You're given a “friend” to support you, provided with accommodation, food, kindness
and warmth — all the things that are missing in my life. I watch an elderly couple
walking arm in arm. What's the point, I ask myself? What's the point in growing old
if there is no one to grow old with? I slump against the old railway bridge wall
and daydream about the quality of my life with HIV. I think about the physical pain,
but think that it can be nothing compared with the mental torture of my life now.
I dream about being tucked up in white, fresh smelling hospital sheets, surrounded
by caring nurses— angels, I think people call them. I shiver and open my eyes. It's
getting dark. My body aches with hunger and I know I'm late for the refuge. I dash
through quiet streets. I've missed the rush hour. That's a bad sign.

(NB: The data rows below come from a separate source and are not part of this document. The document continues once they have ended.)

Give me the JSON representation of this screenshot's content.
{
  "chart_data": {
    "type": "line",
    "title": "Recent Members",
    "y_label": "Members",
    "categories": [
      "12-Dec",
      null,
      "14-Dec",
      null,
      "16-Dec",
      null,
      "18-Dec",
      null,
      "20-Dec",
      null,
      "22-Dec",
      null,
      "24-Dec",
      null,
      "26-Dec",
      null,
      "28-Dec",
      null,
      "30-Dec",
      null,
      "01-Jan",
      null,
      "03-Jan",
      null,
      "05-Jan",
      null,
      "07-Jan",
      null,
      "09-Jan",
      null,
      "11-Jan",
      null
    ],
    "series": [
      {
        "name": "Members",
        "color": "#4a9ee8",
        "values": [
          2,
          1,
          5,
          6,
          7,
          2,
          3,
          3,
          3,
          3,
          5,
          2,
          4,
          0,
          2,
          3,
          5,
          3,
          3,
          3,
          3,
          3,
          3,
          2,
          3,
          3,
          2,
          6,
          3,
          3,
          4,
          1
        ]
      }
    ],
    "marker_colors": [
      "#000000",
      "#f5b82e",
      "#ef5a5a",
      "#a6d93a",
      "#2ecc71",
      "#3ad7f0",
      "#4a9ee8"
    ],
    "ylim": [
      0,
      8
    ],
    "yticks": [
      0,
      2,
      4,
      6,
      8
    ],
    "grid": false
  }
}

The queue at the soup kitchen window tells me that this is not good . The shake of
a head tells me the news I dread - “no room at the inn tonight”. Even Jesus was offered
a warm, dry stable. Not me. I queue for my soup and return to my alleyway. I collect
empty wooden pallets which give me a seat off the ground and a little warmth from
the small fire I build.
I close my eyes and feel the fading heat against my hands and dream. No, not dream,
I pray. Dear God, please bless me with AIDS. Let me experience a short life with
comfort, kindness, support and death surrounded by friends.